On commence par une pointe d’humour – il faut en profiter, il n’y en aura pas d’autre. Dans un Londres brumeux et glacial à souhait, un gamin vient uriner sur la tombe de Jacob Marley (Stephen Graham), le défunt associé de Scrooge dans leur étude de comptables. Six pieds sous terre, le macchabée bouillonne de colère puis crie, sans bien sûr être entendu: «Mais il est quand même écrit qu’il repose en paix! En paix!» Marley prend une certaine importance dans le récit puisque c’est lui qui, d’abord, rencontre le premier esprit (Andy Serkis, ex-Gollum), celui qui se penche sur le passé.

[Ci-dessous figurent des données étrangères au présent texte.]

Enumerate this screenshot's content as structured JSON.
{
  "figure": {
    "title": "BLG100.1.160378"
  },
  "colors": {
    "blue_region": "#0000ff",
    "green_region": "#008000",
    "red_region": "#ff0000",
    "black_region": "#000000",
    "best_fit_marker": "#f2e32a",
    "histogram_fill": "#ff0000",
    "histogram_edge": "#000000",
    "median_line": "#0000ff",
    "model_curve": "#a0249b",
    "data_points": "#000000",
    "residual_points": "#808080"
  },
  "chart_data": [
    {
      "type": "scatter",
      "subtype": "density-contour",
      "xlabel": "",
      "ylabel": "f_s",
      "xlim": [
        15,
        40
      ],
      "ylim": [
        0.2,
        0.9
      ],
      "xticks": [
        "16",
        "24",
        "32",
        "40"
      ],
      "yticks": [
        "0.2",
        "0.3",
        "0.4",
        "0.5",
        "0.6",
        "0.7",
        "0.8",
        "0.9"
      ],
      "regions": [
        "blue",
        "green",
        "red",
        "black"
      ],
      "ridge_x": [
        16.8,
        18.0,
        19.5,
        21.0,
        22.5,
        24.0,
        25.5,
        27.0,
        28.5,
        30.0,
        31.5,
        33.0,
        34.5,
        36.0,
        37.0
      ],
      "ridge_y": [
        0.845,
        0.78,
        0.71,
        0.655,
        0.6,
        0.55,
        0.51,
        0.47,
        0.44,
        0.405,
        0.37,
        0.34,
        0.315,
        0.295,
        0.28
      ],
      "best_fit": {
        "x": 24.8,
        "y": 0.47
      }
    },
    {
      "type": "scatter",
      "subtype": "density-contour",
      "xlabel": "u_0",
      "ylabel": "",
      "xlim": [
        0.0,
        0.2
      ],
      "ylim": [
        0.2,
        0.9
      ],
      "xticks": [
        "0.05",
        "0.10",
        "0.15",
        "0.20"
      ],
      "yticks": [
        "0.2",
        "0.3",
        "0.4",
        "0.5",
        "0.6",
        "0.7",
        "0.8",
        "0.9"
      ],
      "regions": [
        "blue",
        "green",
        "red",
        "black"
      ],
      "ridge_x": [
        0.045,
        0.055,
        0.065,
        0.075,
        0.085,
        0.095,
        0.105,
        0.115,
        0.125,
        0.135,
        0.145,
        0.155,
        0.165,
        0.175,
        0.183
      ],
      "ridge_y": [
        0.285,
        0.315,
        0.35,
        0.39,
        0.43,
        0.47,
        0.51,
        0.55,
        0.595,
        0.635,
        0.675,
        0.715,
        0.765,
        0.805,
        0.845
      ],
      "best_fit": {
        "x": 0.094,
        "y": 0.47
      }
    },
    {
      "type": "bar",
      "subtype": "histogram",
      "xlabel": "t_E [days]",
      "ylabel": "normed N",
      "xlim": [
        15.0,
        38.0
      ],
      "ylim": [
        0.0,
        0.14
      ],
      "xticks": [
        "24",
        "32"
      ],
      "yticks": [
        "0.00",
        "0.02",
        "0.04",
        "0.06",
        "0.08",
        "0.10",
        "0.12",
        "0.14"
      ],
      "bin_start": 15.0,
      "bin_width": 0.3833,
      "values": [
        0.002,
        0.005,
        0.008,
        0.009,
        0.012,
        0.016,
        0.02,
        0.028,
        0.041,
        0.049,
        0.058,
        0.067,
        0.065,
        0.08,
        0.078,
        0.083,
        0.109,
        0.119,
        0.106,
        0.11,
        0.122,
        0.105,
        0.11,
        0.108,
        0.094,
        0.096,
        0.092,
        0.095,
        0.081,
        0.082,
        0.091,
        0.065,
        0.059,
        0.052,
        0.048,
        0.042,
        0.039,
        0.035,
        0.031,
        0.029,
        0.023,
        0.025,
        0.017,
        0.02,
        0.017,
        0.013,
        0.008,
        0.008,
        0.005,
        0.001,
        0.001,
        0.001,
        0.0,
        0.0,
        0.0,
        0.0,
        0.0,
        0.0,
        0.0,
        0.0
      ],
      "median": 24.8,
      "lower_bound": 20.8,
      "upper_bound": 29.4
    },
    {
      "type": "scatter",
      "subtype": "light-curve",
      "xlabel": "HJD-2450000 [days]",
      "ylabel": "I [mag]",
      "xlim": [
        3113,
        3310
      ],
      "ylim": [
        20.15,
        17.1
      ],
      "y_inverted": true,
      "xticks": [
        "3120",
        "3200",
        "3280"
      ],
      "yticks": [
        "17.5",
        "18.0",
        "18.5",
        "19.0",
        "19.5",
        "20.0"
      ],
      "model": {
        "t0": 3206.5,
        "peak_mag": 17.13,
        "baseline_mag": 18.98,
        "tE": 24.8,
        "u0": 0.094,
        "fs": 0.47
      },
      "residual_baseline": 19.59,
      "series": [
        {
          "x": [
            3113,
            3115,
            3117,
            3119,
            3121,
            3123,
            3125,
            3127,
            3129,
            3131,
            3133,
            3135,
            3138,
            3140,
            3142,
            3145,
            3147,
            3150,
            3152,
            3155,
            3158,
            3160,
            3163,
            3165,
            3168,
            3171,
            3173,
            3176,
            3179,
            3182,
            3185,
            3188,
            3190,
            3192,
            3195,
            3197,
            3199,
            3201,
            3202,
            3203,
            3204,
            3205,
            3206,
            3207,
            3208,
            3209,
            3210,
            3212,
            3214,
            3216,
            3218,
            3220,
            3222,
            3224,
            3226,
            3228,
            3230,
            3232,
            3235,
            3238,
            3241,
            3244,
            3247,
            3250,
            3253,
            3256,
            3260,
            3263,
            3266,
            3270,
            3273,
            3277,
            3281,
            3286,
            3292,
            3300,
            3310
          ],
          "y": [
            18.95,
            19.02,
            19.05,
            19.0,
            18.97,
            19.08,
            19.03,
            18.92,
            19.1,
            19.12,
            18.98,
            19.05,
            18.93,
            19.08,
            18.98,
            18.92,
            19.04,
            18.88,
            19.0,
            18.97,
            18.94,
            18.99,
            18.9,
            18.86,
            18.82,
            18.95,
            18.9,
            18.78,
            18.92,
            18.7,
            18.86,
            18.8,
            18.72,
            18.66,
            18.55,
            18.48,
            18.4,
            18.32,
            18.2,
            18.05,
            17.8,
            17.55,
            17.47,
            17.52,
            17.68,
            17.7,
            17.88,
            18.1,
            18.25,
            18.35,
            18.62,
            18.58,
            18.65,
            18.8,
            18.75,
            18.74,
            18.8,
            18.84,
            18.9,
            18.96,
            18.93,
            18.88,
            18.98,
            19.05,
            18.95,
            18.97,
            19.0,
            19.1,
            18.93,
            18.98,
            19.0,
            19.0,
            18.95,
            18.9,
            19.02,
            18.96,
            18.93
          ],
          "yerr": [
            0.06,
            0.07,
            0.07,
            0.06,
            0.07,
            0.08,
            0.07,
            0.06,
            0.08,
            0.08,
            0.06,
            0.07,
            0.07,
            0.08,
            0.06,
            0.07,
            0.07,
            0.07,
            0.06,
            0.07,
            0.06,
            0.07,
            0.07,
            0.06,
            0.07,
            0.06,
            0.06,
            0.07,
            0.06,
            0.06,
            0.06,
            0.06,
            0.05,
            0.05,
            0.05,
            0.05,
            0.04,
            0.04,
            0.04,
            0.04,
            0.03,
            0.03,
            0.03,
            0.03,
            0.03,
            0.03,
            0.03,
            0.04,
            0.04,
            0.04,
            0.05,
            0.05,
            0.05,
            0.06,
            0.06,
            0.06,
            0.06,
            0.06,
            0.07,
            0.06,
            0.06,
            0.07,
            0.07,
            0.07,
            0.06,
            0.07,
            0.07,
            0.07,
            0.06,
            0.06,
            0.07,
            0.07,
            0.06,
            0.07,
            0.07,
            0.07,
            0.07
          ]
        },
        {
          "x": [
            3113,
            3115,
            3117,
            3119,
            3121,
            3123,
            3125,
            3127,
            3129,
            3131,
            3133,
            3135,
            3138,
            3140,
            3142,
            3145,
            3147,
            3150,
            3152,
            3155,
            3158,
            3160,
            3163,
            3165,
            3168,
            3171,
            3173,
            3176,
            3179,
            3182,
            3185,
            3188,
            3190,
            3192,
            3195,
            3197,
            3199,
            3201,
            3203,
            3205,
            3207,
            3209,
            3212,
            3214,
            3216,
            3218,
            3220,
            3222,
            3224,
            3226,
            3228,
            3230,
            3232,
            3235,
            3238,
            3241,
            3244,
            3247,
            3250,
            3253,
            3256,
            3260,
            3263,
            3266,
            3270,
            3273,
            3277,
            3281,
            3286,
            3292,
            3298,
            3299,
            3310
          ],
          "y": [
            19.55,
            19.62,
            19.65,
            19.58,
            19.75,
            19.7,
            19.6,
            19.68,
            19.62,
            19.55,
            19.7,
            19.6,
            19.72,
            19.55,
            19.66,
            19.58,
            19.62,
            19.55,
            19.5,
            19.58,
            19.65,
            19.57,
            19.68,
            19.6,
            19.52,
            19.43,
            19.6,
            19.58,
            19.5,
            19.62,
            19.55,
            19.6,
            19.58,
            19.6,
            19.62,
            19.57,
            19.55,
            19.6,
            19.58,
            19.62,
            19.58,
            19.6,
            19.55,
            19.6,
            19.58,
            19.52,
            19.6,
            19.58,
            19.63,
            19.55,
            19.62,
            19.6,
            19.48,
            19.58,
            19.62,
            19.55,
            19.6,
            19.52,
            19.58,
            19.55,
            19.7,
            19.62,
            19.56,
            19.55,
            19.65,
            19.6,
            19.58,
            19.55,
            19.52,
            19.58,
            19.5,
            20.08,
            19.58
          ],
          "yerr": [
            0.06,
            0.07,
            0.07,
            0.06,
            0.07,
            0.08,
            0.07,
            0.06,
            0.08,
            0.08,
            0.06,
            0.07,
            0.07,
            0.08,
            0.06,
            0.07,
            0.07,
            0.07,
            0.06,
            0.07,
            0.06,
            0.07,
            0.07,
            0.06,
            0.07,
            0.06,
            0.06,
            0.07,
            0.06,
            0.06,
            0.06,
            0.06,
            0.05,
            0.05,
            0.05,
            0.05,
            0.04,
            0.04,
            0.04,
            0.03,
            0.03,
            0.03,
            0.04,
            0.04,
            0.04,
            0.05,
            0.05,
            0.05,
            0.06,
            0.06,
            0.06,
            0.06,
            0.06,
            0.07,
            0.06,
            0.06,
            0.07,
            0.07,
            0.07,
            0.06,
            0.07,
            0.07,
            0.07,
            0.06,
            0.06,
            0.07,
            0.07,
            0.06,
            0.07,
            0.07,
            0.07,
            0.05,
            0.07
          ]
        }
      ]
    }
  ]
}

UNE INSTITUTION BRITANNIQUE
Dans son bureau sombre et froid, malgré le fait qu’il a octroyé une brique de charbon de plus à son employé Bob Cratchit (Joe Alwyn), un geste inouï, Ebenezer Scrooge (Guy Pearce) discourt sur la vacuité de Noël, l’hypocrisie de ce soudain moment de fraternité humaine, la duplicité de ces grandes retrouvailles familiales. Il retient son commis, lequel brûle de partir rejoindre femme et enfant pour le réveillon de Noël. Scrooge finit par le libérer, s’éternise au bureau puis revient dans sa maison, ingère son habituel gruau, s’endort et… se retrouve embarqué dans un sinistre périple dans son propre passé, face à sa cruauté présente, et devant ses douleurs futures. Préfacière de l’édition française au Livre de poche, Christine Huguet rappelle que le conte représente «une véritable institution nationale, alors même qu’il n’est parfois connu qu’à travers quelques morceaux de bravoure lus en classe», au point que «Charles Dickens incarne Noël».
L’incalculable nombre d’adaptations de l’oeuvre de Dickens pourrait pousser à relativiser l’entreprise: après tout, celle-ci en est une après tant d’autres, et avant bien d’autres. Mais cela fait quelque temps que le média TV ne s’était pas emparé du conte, et le prestige de Steven Knight accroît le poids de la démarche.
UNE ALLÉGRESSE ABSENTE
Dès lors, même si ce n’est pas la seule clé de lecture possible, on ne peut éviter de faire le lien avec le conte de 1843. Le scénariste s’est surtout exprimé pour défendre les éléments qu’il a ajoutés à l’intrigue; on peut commencer par regretter ce à quoi il a renoncé – l’humour, justement. Grave, pesante parfois, l’allégorie de Dickens a ses moments de bonhomie, d’allégresse parfois, avant la libération finale du personnage.
Steven Knight opte pour les ténèbres. Son conte de Noël a tout de la descente aux enfers. Il est d’ailleurs dès le début question de «rédemption», ce qui n’est pas exactement le cadre moral ou religieux de l’écrivain du XIXe siècle: Scrooge doit certes se racheter, mais c’est une conséquence de sa prise de conscience, non son moteur.
Le créateur de la désastreuse See (chez Apple) s’est également senti obligé d’intégrer des thématiques jugées actuelles, en particulier la pédophilie, ainsi qu’une touche d’allusions féministes. Le premier point, en particulier, pèse lourd sur la fable façon 2019, la lestant d’un pessimisme qui la ravage. Ce
Chant de Noël émane sans aucun doute de la fin des années 2010. C’est son mérite, et sa limite.
«A Christmas Carol», mini-série en trois épisodes disponible sur MyCanal.